Li Yi looked at her slightly white nails and asked.

“A little bit.”

Liu Yifei didn't feel it hurt at first, but when he asked, he suddenly felt a tingling sting in the cracks of the nails peeled from the garlic, which was very uncomfortable.

"So spicy!"

She raised her hand, looked at the remaining garlic residue in her fingers, and took a slight breath.

"It's okay."

Li Yi glanced at her fingers and said, "I only used one nail to peel garlic. A little nail meat was separated. There is allicin in the garlic, which will irritate the wound, so it will definitely hurt."

As he said that, Li Yi took a bowl, poured some vinegar into it, and then put half a spoonful of salt, handed it to her, and signaled: "You go and use dishwash the garlic in the nails, then fill the bowl with water, put your fingers in and soak it for a while."

"oh."

Liu Yifei honestly took the bowl and went to wash her hands.

A handful of garlic particles came out from the garlic basket. Li Yi glanced at the remaining garlic cloves and roughly estimated it.

Almost enough.

The pepper noodles on Huang Xiaoming have been pounded in half, and Wu Lei’s onion and ginger are almost finished.

Seeing this, Li Yi took a wok and started preparing to fry and make oil.

If red oil is more fragrant, cooking oil is also very important.

Li Yi took a bucket of rapeseed oil and poured it into the pot.

"Brother Yi, I've cut it all."

Wu Lei brought two baskets of onion slices and ginger slices to Li Yi.

"Thank you for your hard work, let it go!" Li Yi pointed to the desk.

Wu Lei put down both baskets of materials, and when he looked at the full two baskets of materials, he felt very accomplished.

"Haha! I cut all of this!"

Wu Lei looked at the camera and squeezed his eyes at the audience: "How is it? Am I awesome? Praise me!"

Seeing this, the audience in the live broadcast room praised it perfunctorily with barrage.

"Niu Niu Niu! So awesome!"

"It's not bad, worthy of praise."

"I just saw you cut it for a long time and didn't even go to the toilet. Am I not awesome?"

"Awesome, our Lezi can cut vegetables, it's great!"

Looking at the audience's joking praises, Wu Lei bared his big teeth and laughed happily.

"Brother Yi, why do you want me?"

He asked Li Yi, slapped his chest: "I'm busy now!"

Seeing that he took the initiative to find work, Li Yi was not polite and ordered: "Go and help me wash the coriander and take it over. Remember not to remove the roots! Wash the roots and shake more water after washing them before taking them over."

"Okay!"

Wu Lei turned around to wash coriander, while Liu Yifei held the bowl, soaked her thumb in the bowl, and walked over.
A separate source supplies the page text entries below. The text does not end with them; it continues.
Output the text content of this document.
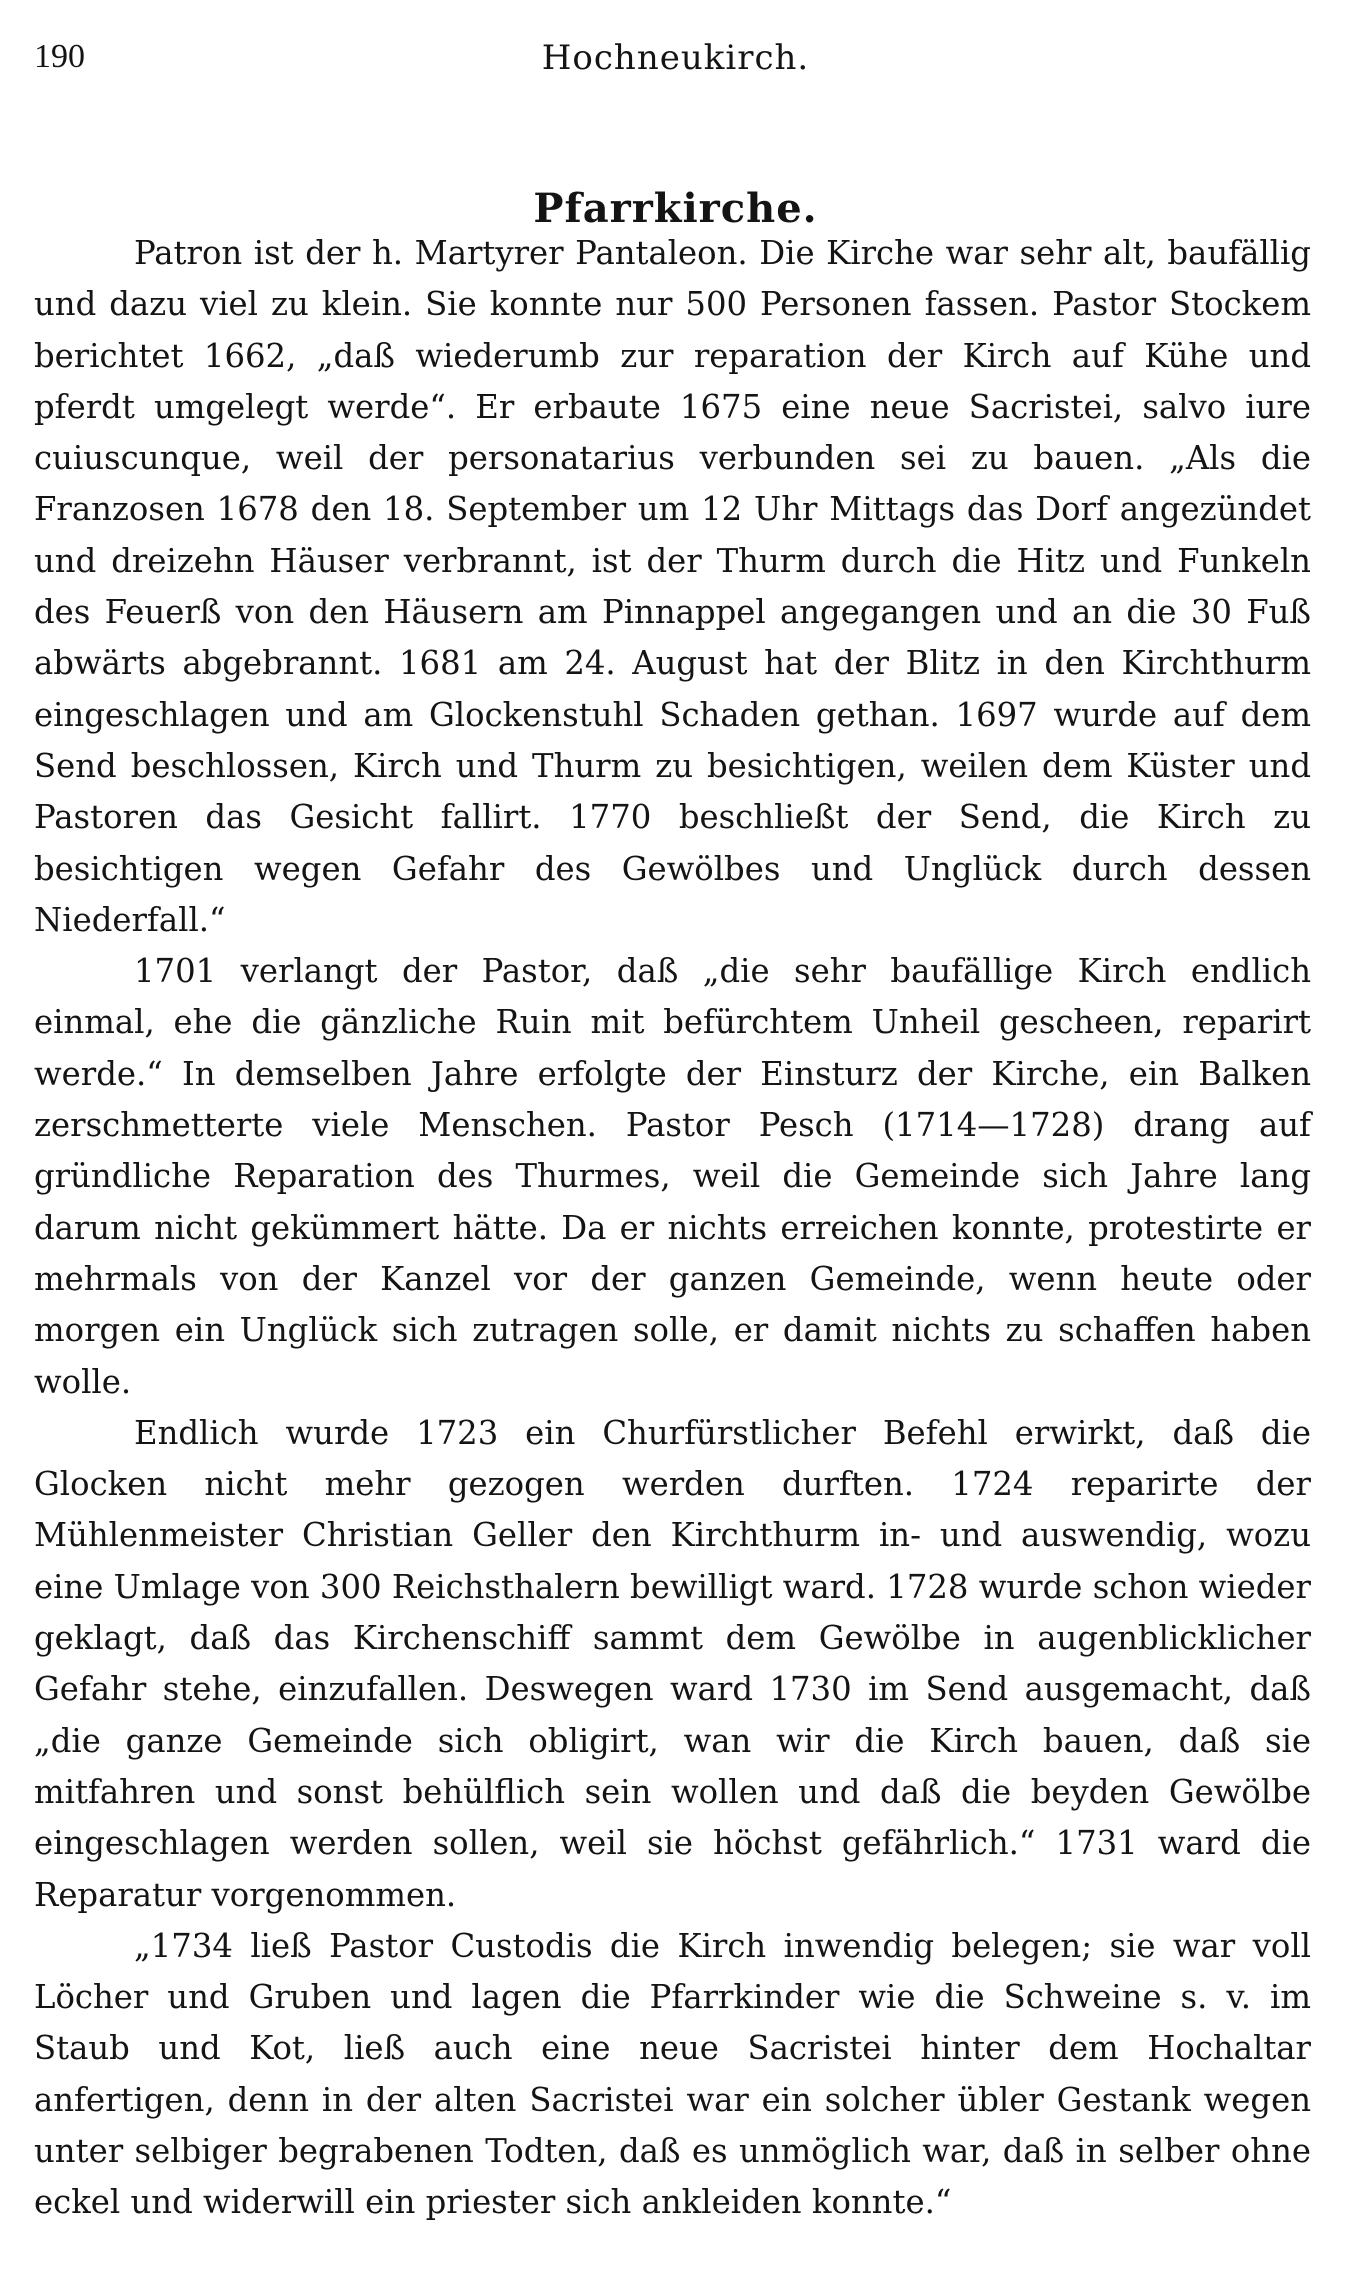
190	Hochneukirch.
Pfarrkirche.

Patron ist der h. Martyrer Pantaleon. Die Kirche war sehr alt, baufällig und dazu viel zu klein. Sie konnte nur 500 Personen fassen. Pastor Stockem berichtet 1662, „daß wiederumb zur reparation der Kirch auf Kühe und pferdt umgelegt werde“. Er erbaute 1675 eine neue Sacristei, salvo iure cuiuscunque, weil der personatarius verbunden sei zu bauen. „Als die Franzosen 1678 den 18. September um 12 Uhr Mittags das Dorf angezündet und dreizehn Häuser verbrannt, ist der Thurm durch die Hitz und Funkeln des Feuerß von den Häusern am Pinnappel angegangen und an die 30 Fuß abwärts abgebrannt. 1681 am 24. August hat der Blitz in den Kirchthurm eingeschlagen und am Glockenstuhl Schaden gethan. 1697 wurde auf dem Send beschlossen, Kirch und Thurm zu besichtigen, weilen dem Küster und Pastoren das Gesicht fallirt. 1770 beschließt der Send, die Kirch zu besichtigen wegen Gefahr des Gewölbes und Unglück durch dessen Niederfall.“

1701 verlangt der Pastor, daß „die sehr baufällige Kirch endlich einmal, ehe die gänzliche Ruin mit befürchtem Unheil gescheen, reparirt werde.“ In demselben Jahre erfolgte der Einsturz der Kirche, ein Balken zerschmetterte viele Menschen. Pastor Pesch (1714—1728) drang auf gründliche Reparation des Thurmes, weil die Gemeinde sich Jahre lang darum nicht gekümmert hätte. Da er nichts erreichen konnte, protestirte er mehrmals von der Kanzel vor der ganzen Gemeinde, wenn heute oder morgen ein Unglück sich zutragen solle, er damit nichts zu schaffen haben wolle.

Endlich wurde 1723 ein Churfürstlicher Befehl erwirkt, daß die Glocken nicht mehr gezogen werden durften. 1724 reparirte der Mühlenmeister Christian Geller den Kirchthurm in- und auswendig, wozu eine Umlage von 300 Reichsthalern bewilligt ward. 1728 wurde schon wieder geklagt, daß das Kirchenschiff sammt dem Gewölbe in augenblicklicher Gefahr stehe, einzufallen. Deswegen ward 1730 im Send ausgemacht, daß „die ganze Gemeinde sich obligirt, wan wir die Kirch bauen, daß sie mitfahren und sonst behülflich sein wollen und daß die beyden Gewölbe eingeschlagen werden sollen, weil sie höchst gefährlich.“ 1731 ward die Reparatur vorgenommen.

„1734 ließ Pastor Custodis die Kirch inwendig belegen; sie war voll Löcher und Gruben und lagen die Pfarrkinder wie die Schweine s. v. im Staub und Kot, ließ auch eine neue Sacristei hinter dem Hochaltar anfertigen, denn in der alten Sacristei war ein solcher übler Gestank wegen unter selbiger begrabenen Todten, daß es unmöglich war, daß in selber ohne eckel und widerwill ein priester sich ankleiden konnte.“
Seeing her, Li Yi smiled and said, "You can rest for a while! You don't need you for the time being."

"good."

Liu Yifei responded, but did not leave. Instead, she stood aside and looked at the oil in the pot and asked, "What are you going to fry?"

"Make oil."

Li Yi explained casually.

“What is feed oil?”

Liu Yifei was very curious: "What is the difference between it and cooking wine?"

"The oil is the oil fryed with spices, which is more fragrant than ordinary oil."

Li Yi smiled and said, "On ordinary home cooking, you can't make the taste of a restaurant outside because many dishes in the restaurant use cooking oil."

"There's still this?"

Liu Yifei was surprised: "No wonder the oily vegetables I fried myself are not as delicious as the restaurant!"

“The feed oil is very useful.”

Li Yi smiled and said, "The so-called bright oil and bright oil in the restaurant refers to this cooking oil. When cooking, pour a little before serving. The dish looks good and delicious.

It can also be used when mixing cold dishes. It can have the flavor of spices, but it will not be full of seasoning residue, which will not look beautiful.

When mixing dumpling fillings and bun fillings, you can also use this oil, so the filling tastes very good.”

"dumpling?"

Huang Xiaoming heard the familiar words and pounded the peppers in the stone mortar and smiled: "I love eating dumplings so much. We Qingdao people can eat dumplings at three meals a day!"

"Then you come and see."

Li Yi smiled and said, "I will teach you how to blow it up."